Quality: The Process, Part I [Planning for Quality]

[continued from Quality: The Process, Part I]

Planning for Quality

The quality process begins with the initial product concept. From its inception, the development of a product must be planned. Basically, if you do not know where you are going, it is unlikely you will get there. If you do not know the route, you may get lost along the way and probably will not get to your destination efficiently. Neither situation is conducive to quality software.

The tools for helping software development maintain the correct direction throughout a project are design documents. Design documents should do exactly what they say: document the design of a program. The actual contents and approach vary greatly depending on the type of software and the author(s) of the document, but they should provide a written roadmap for the project.

One very important aspect of design documents, and a reason why even lone developers should use them, is that they provide the opportunity to discover flaws in the planning before time is wasted on unproductive activities or projects.

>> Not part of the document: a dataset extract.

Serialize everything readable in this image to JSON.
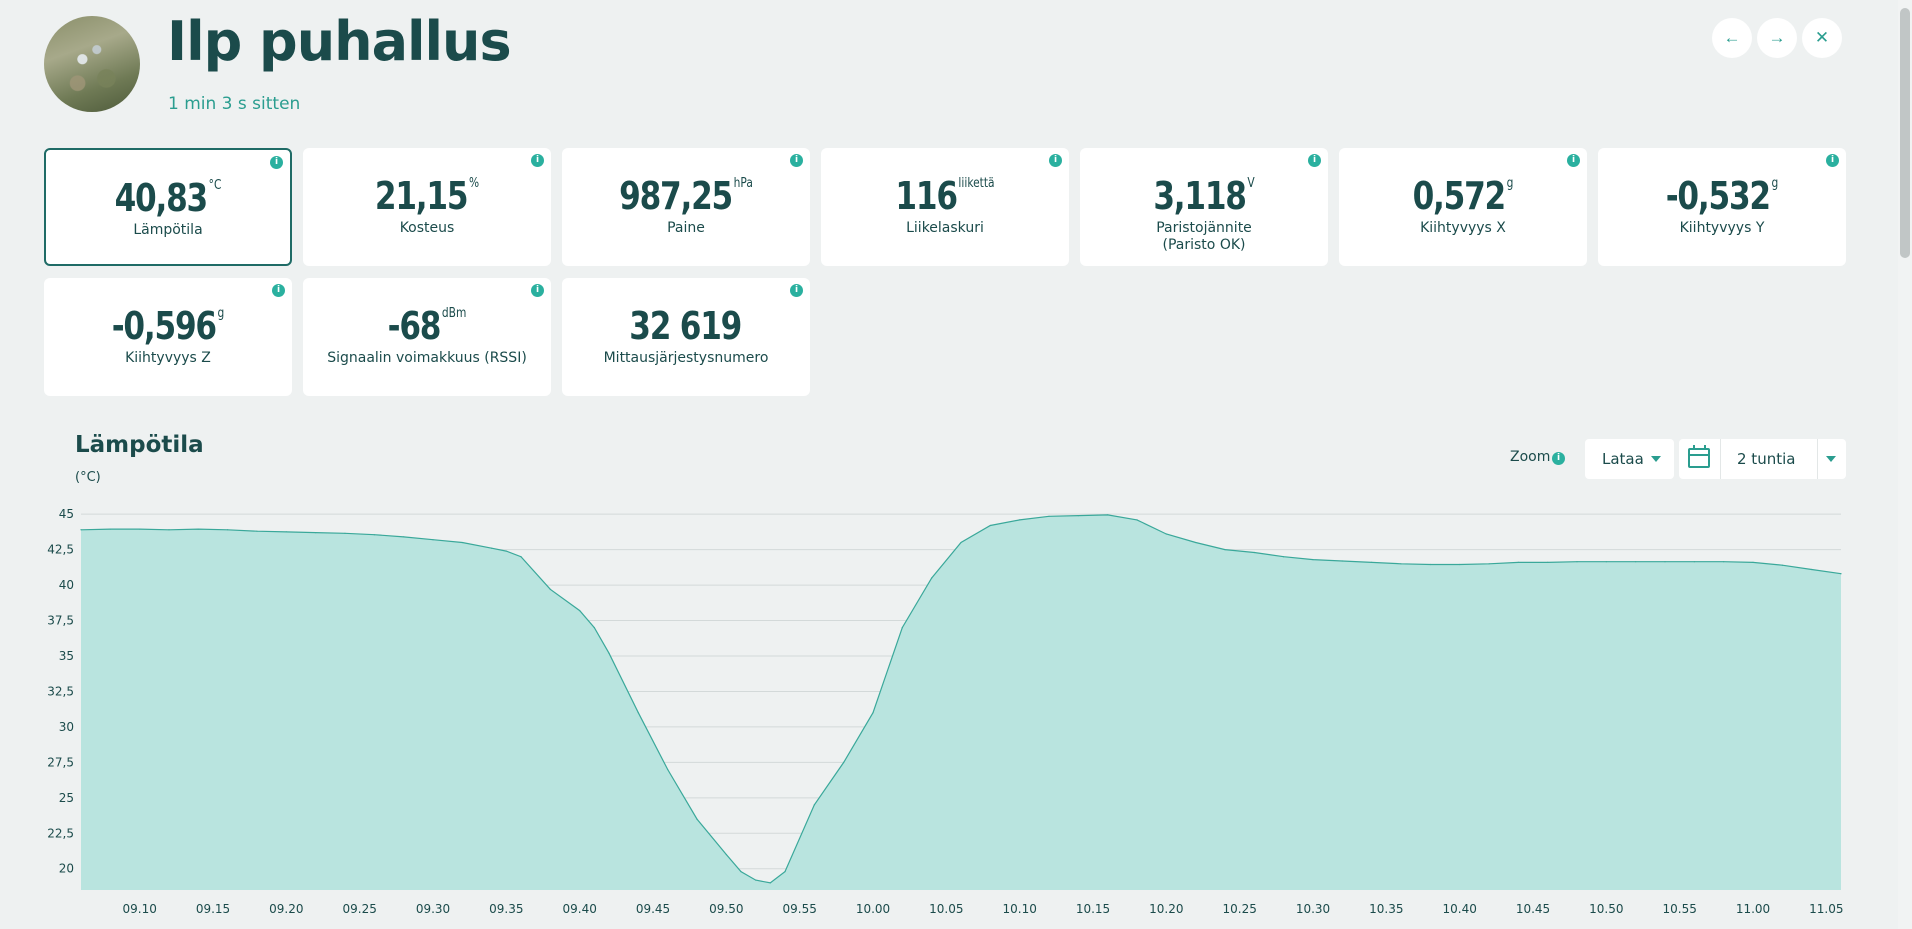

When one is forced to document the design, one must think through all aspects of the project. If the project is not viable, for whatever reason, it is better to find out early, rather than too late.

From a quality perspective, the most important aspect of a design document is what is known as the technical specification, which describes in detail the technical aspects of the project, including the program interface and any complex procedures. During the documentation of these items, potential pitfalls can be identified and either corrected by a design change or noted for future consideration.

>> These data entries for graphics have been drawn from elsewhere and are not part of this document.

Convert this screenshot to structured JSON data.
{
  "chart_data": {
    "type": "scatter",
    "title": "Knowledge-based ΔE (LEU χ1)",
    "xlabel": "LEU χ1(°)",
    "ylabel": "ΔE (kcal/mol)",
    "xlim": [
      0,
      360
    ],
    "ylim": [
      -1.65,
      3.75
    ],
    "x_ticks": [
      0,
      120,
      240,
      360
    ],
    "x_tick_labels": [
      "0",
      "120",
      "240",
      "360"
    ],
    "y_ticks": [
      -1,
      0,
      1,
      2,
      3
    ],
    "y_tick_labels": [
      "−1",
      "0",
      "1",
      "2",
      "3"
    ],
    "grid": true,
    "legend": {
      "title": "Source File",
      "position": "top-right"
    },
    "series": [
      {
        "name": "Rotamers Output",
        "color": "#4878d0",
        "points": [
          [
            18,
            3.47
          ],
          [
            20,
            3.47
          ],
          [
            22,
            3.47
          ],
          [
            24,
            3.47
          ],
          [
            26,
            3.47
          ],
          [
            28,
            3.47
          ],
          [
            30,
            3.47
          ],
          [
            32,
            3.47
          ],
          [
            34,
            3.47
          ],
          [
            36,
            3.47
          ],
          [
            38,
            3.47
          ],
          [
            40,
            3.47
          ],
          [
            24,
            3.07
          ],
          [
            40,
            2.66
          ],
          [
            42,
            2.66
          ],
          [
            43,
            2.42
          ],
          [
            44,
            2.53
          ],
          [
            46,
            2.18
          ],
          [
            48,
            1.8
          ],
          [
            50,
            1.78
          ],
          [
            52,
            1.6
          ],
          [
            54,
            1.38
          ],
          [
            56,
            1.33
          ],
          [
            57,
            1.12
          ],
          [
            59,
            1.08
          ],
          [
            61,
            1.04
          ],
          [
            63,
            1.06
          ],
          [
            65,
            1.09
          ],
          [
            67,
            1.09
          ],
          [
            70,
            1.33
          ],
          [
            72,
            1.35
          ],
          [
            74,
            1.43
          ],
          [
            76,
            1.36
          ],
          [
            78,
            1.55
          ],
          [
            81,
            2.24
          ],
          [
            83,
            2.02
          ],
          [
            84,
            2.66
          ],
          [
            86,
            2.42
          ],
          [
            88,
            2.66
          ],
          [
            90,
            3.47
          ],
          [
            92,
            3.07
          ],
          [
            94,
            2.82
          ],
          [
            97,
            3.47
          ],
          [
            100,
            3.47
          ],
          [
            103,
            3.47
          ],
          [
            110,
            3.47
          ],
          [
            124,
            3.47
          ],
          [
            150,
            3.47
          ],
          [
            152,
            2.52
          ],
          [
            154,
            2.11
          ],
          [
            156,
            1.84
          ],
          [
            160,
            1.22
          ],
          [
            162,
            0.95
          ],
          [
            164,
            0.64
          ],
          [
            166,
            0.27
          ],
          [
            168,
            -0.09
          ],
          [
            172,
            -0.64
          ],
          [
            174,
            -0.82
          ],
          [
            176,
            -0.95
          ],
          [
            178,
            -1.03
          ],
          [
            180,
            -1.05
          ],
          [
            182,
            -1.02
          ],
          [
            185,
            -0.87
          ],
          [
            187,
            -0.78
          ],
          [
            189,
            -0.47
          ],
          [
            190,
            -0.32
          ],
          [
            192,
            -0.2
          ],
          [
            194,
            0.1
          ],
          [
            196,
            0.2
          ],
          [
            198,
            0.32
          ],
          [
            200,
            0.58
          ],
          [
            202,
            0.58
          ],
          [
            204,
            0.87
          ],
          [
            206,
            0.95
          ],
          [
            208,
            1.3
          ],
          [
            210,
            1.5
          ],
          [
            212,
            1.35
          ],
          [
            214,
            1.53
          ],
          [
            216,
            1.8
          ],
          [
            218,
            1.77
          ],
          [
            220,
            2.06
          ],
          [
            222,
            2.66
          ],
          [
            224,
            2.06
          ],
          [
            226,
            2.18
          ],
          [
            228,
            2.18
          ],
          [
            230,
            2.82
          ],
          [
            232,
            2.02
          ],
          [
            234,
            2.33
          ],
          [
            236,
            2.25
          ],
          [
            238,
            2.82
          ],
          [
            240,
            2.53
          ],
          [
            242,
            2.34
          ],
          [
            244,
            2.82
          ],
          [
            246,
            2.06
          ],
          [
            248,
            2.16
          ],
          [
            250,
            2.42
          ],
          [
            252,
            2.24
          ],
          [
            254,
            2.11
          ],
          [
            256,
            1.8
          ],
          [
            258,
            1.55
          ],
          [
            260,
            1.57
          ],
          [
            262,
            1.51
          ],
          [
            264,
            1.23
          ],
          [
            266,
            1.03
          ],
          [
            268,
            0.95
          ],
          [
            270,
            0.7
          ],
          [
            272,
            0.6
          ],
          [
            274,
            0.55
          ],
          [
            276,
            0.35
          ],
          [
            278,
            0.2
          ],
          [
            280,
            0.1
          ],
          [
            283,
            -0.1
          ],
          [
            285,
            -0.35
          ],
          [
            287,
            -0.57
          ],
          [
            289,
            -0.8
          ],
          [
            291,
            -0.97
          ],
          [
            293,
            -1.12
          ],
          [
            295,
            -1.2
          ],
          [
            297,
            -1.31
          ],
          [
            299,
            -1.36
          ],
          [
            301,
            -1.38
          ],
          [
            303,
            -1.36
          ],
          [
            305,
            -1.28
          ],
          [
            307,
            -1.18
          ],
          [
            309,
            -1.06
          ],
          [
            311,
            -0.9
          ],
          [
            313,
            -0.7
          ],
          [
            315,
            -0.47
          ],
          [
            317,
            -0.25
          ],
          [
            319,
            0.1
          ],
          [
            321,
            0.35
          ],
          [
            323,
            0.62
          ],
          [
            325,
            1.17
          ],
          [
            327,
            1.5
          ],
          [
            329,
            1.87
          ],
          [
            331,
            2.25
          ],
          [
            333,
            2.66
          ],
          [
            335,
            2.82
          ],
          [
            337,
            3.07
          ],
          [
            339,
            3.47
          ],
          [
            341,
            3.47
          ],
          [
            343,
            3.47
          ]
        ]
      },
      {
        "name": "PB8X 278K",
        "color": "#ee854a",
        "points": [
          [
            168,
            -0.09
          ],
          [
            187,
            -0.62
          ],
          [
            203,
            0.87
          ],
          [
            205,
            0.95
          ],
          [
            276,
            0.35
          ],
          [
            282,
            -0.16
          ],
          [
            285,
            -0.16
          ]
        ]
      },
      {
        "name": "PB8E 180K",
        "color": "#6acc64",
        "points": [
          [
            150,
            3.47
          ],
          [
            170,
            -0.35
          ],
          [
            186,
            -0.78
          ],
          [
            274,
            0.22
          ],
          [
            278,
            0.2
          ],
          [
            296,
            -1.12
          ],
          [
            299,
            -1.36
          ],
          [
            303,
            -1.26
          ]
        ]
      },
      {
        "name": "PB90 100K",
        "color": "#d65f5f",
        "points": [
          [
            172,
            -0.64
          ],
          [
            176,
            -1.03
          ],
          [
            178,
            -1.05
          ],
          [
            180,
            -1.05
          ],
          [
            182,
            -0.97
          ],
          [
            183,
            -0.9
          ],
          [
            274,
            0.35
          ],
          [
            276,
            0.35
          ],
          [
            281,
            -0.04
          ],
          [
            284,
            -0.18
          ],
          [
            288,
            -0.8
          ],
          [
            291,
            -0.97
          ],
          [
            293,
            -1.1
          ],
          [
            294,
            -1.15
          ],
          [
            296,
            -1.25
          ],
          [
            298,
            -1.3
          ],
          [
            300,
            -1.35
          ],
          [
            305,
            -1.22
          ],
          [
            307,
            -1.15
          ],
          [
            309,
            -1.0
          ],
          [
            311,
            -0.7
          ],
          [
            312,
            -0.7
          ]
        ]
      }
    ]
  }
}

An interesting approach to interface design specification is to write the interface portion of the help file first, before the programming begins. Again, this forces a developer to consider any issues with the design and usability before time is spent on implementation. Simply, if a procedure is too complex to be easily described in a help file for the end user, then the interface is probably overly complicated to use.

The main goal of design documentation is to determine what the end product should be. This is a “living document”, which means that it should be revisited regularly and, if necessary, changed to reflect any new direction. The design document can help keep the project on track and avoid feature creep or inconsistent functionality. Ultimately, it should be the basis of your software testing plan.